Reach for Tomorrow (51 page)

Her thoughts hardened Flora’s resolve, and now her voice was very controlled and even as she said, ‘What you do is up to you, of course, but it doesn’t alter what’s been said. We’ll still be friends?’
 
She looked up at him as she spoke and his eyes were waiting for her, and they were warm and soft when he replied, ‘Of course we’ll still be friends, Flora.’
 
‘And . . . and you forgive me, about not telling you the truth about Shane and Rosie?’
 
‘It wouldn’t have made any difference, Flora. She was already married,’ he said quietly. It wasn’t the point and they both knew it, but then he took her hand and tucked it through his arm as he continued, ‘But if it makes you feel better, of course I forgive you, you know that.’ He tried to keep his voice even and steady, but the tumult of emotions filling his chest made it difficult. He should be feeling wretched - he thought a lot of Flora, he always had done, hadn’t he - but it was as though a ton weight had lifted from his shoulders in the last few minutes, and the removal of it was making him light-headed.
 
It was over, done with. Flora forced herself to keep walking and talking although her mind was working quite separately to what her mouth was saying. Although it wasn’t quite over, was it? There was something else to do before she could put all this behind her and start to pick up the pieces of her life, if that was possible. And this last thing would be more difficult than anything which had gone before.
 
 
The second sweep of furious blizzards and deep snow meant that Flora didn’t get to visit Rosie until the end of the first week of January. The papers and radio were full of the fact that the Thames had burst its banks in London, flooding low-lying districts and killing fourteen people owing to the combination of a high tide and sudden thaw, but the north remained icebound.
 
Rosie was busy baking in the kitchen when Flora arrived.

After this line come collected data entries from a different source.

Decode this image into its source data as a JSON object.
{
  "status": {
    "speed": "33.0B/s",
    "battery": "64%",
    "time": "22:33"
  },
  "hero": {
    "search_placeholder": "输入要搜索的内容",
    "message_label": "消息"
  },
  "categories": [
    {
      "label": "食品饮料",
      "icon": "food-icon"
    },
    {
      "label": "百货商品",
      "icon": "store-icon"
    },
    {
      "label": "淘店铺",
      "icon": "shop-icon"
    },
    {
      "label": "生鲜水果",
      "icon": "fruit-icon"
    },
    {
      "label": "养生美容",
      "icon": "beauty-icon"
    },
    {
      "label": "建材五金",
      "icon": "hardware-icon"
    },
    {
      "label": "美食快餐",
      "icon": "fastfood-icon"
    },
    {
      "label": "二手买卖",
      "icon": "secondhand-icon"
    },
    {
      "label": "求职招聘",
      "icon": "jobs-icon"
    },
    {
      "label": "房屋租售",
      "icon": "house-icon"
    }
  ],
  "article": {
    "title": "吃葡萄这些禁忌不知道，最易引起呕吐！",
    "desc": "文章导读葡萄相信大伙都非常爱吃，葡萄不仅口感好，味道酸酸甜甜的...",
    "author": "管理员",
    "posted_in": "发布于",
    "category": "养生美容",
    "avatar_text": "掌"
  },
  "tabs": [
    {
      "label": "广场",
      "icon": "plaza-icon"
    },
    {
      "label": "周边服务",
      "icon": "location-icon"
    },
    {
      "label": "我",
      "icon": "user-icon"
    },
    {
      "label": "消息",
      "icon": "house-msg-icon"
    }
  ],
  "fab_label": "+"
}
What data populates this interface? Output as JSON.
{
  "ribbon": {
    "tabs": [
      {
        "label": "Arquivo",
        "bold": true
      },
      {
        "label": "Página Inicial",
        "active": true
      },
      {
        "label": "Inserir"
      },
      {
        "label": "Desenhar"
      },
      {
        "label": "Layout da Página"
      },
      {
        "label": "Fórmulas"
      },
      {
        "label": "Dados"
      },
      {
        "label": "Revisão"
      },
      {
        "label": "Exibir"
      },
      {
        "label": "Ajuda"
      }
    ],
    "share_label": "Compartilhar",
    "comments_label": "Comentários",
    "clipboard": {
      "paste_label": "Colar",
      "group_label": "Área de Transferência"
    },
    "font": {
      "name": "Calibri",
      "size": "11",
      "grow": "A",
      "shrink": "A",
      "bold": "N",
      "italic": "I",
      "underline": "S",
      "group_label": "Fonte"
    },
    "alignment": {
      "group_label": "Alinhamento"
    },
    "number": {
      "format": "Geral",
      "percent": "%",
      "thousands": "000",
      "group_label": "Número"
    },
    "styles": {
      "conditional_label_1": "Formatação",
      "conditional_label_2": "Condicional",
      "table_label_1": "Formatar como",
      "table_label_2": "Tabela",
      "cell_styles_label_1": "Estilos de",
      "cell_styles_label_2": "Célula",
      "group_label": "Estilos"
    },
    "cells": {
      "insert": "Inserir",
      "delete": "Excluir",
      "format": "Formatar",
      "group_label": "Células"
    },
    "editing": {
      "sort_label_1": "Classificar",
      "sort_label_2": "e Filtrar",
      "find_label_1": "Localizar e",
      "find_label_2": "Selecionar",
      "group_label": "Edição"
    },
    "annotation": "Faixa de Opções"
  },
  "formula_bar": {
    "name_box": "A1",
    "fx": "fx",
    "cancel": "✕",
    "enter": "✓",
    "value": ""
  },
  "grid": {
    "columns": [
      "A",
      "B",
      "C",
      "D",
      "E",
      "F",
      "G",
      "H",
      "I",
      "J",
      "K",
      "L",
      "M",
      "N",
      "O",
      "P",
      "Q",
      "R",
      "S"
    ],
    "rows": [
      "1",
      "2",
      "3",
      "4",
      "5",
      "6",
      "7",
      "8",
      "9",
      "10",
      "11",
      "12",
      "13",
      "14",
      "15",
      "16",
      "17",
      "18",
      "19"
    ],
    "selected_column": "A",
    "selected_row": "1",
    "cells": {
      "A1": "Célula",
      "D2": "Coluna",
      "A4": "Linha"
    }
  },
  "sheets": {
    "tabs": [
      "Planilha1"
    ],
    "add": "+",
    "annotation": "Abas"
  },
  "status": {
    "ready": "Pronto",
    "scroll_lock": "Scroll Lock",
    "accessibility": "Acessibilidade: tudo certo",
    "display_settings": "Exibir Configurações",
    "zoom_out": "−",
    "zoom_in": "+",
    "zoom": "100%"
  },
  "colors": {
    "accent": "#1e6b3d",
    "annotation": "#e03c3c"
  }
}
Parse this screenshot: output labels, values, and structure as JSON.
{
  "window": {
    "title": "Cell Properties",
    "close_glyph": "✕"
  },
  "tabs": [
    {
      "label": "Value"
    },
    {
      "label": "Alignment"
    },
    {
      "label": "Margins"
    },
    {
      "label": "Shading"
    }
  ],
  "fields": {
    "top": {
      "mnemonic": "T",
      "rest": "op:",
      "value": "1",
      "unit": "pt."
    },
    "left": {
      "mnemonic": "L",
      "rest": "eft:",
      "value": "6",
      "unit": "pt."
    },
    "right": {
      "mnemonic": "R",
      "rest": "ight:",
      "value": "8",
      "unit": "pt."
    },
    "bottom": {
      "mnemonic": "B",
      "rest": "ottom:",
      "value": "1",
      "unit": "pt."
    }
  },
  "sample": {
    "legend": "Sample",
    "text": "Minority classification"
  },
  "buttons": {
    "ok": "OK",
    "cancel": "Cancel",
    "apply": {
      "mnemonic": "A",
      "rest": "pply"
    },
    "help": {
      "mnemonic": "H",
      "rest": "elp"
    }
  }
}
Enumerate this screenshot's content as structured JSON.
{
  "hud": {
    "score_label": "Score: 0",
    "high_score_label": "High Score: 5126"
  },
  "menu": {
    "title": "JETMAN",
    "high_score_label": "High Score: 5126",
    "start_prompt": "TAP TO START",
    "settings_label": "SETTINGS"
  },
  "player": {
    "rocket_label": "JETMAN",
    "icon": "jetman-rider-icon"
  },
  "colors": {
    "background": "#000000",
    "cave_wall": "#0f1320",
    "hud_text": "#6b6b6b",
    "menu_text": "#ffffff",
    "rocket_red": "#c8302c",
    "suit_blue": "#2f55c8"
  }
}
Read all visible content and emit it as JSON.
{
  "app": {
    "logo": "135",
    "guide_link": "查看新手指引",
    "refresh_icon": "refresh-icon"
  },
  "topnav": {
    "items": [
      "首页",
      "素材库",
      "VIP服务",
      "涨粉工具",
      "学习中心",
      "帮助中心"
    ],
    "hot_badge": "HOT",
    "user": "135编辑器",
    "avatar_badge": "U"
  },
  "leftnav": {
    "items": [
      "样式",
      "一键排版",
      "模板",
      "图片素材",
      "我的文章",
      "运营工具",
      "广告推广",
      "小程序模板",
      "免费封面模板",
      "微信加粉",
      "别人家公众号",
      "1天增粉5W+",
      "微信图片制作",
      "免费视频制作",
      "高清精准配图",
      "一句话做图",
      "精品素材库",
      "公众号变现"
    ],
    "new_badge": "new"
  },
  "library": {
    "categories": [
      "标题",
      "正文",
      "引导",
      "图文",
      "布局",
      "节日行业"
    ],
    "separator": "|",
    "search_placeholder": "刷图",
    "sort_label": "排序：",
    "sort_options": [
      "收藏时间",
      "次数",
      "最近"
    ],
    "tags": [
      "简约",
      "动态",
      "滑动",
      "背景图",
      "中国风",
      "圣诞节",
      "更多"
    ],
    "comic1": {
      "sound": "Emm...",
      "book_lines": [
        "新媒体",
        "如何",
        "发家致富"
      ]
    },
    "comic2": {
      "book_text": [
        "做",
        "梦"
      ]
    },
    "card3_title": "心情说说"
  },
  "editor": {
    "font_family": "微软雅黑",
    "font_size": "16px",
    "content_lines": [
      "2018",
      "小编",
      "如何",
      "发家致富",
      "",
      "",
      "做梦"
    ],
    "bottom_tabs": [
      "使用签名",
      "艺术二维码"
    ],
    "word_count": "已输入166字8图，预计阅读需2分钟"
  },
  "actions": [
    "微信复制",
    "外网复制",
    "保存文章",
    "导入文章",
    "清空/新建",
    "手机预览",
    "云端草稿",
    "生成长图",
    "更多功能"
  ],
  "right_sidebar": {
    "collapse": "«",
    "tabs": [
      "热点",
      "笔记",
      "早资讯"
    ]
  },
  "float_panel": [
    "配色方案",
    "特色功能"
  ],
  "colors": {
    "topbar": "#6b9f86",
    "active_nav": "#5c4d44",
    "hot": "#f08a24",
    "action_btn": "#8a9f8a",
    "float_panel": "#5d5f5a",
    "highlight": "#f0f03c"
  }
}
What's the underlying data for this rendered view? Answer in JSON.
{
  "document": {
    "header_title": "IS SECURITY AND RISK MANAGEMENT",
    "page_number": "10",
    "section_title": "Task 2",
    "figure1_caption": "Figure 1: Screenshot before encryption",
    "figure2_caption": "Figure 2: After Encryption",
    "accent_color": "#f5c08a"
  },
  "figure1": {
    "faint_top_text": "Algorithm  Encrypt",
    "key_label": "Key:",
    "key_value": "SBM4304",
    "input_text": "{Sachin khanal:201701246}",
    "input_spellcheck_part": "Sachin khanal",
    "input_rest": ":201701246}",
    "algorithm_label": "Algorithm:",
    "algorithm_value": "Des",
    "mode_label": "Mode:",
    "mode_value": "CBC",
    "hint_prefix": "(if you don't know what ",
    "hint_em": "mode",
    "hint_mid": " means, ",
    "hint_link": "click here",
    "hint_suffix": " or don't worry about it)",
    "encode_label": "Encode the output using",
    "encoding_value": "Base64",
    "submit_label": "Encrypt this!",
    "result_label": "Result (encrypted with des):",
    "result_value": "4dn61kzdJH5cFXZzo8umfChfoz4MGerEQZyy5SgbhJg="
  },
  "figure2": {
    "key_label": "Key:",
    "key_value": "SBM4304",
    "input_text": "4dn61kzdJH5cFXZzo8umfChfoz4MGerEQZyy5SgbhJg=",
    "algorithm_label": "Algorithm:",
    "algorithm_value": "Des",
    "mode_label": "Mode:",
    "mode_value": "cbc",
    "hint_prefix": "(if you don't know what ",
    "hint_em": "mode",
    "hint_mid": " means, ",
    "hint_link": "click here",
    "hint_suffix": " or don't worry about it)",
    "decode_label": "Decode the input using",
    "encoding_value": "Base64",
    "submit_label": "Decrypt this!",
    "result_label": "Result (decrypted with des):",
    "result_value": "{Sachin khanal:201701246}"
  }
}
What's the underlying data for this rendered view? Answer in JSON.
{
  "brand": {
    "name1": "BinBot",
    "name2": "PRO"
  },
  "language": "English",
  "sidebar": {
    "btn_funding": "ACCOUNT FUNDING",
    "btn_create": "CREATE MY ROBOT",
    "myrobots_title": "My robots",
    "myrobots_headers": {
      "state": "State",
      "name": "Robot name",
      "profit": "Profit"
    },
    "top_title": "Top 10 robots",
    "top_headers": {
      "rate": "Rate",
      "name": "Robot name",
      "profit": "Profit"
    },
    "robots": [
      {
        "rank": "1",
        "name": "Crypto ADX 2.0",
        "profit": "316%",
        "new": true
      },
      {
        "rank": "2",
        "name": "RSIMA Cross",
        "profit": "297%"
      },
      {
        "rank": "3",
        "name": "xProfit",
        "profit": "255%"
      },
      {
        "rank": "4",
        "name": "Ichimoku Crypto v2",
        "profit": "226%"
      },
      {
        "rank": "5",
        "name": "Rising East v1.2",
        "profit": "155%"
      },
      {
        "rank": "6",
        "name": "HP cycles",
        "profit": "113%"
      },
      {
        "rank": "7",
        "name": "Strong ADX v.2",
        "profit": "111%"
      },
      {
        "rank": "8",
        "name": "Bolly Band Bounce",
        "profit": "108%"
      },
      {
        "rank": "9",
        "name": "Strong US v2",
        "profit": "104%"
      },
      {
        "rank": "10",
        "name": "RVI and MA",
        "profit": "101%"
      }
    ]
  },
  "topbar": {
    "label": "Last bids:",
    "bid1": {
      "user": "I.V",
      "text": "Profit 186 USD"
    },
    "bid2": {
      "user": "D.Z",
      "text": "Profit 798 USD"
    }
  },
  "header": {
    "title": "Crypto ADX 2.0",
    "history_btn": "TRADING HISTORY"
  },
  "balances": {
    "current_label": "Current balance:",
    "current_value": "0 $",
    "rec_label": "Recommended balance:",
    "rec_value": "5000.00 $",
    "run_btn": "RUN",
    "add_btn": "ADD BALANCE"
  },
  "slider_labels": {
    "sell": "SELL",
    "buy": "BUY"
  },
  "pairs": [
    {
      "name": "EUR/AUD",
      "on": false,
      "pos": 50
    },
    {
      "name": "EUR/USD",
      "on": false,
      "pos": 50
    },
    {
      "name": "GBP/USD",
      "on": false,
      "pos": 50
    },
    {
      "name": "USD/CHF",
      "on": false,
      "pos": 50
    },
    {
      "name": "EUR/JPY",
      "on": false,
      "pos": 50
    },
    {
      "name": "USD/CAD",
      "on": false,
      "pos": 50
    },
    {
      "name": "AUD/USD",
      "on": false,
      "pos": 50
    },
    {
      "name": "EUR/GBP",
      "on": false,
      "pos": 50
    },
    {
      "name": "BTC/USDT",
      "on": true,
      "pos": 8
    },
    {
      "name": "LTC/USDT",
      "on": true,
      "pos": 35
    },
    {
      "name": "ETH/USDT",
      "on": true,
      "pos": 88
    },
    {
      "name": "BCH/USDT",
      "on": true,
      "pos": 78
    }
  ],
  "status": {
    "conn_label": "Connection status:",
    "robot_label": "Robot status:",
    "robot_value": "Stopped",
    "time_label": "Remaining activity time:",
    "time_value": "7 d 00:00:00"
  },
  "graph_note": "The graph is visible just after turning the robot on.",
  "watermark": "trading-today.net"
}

Since Annie’s passing she had taken to stocking up Arthur and the lads with fresh bread, cakes, ham pies and other such necessities once a week, pretending each time she delivered the food parcels that it was simply to indulge her love of cooking and that their empty cupboards and bare shelves were unnoticed by her. She looked on Arthur and the lads as extensions of Annie and quite unconnected with Shane, and even when the numbness surrounding thoughts of Annie’s youngest had worn off and she had felt a bitterness so deep it had been a dark abyss, it hadn’t influenced the way she had thought about Annie’s husband and other sons. In the last year Patrick and Michael had started courting local lasses, but Arthur had told her both were chary of committing themselves with the depression biting hard, and again Rosie’s thoughts had returned to the little farm. But it would have to wait until the better weather, and even then she might not find anything suitable at the right price. It was an enormous undertaking at best.
 
Flora followed Rosie through into the warm fragrant confines of the kitchen, lifting her nose as she sniffed with loud appreciation. ‘By, Rosie, you’re making my mouth water.’ And surprisingly enough Flora found it was true. Since New Year’s Eve she had had no appetite whatsoever, but warm spice wigs fresh from the oven were hard to resist, broken heart or no broken heart.
 
‘Help yourself.’ Rosie indicated the yeasted teacakes with a wave of her hand. ‘There’s a slab of butter in the pantry although it’ll be rock hard.’
 
‘Peter’s mam eats nine or ten of these in one go,’ Flora confided as she bit into the teacake which was bulging with currants. ‘And with each mouthful she always says, “I’ll have one more bite and that’s all, I’ve got to watch my weight.” Peter says on the quiet that he reckons that’s all she does do - watch it. Watch it go up and up and up.’
 
Flora was sitting in front of the kitchen range and her voice was mild and conversational, but Rosie’s eyes were penetrating as they focused on her friend’s face. Flora hadn’t mentioned Peter in months. It was all Davey. Always Davey.
 
‘How is Peter?’ Rosie kept her voice casual as she turned her hands to the pastry, and she didn’t look at Flora now.
 
‘Peter’s fine.’ Flora didn’t have to force the thread of affection in her voice. She had told herself several times over the last days that she didn’t know what she would have done without Peter Baxter. She and Davey had decided on New Year’s Eve that there would be no formal announcement of the end of their engagement; she’d never worn an engagement ring anyway, she had just changed her mother’s ring to the third finger of her left hand after Davey had spoken. But then she had broken down at work on the Tuesday following the weekend and it had all come out. Peter had been marvellous. There had been no I-told-you-so, or any indication that he considered she’d got her just deserts, he had just been the same old Peter - supporting her one hundred per cent. He had mopped up her tears, fetched her a cup of tea and then waited for her after work and driven her back to her lodgings. And now Flora took a deep breath after finishing the teacake in one gulp before saying, ‘I’m sort of seeing him again actually. Davey and I . . . It wasn’t working out.’
 

What?
’ Rosie couldn’t say any more, she just looked at Flora.
 
‘Don’t look at me like that.’
 
‘Don’t look at you . . . Flora, I
know
how you feel about Davey. What on earth happened? Did you have a row?’
 
‘No.’ And then to Rosie’s surprise Flora suddenly stood up and took Rosie’s floury hands in her own, blinking rapidly as she said, ‘He loves you, Rosie. He’s always loved you. I won’t pretend to be a saint and say I think it’s fair, and if I thought there was any chance at all for me I wouldn’t be here now. There, that’s the truth. But it was me who finished it. I suddenly realized I couldn’t face the rest of my life with a man who wanted to be with someone else, and . . . and I do care about you.’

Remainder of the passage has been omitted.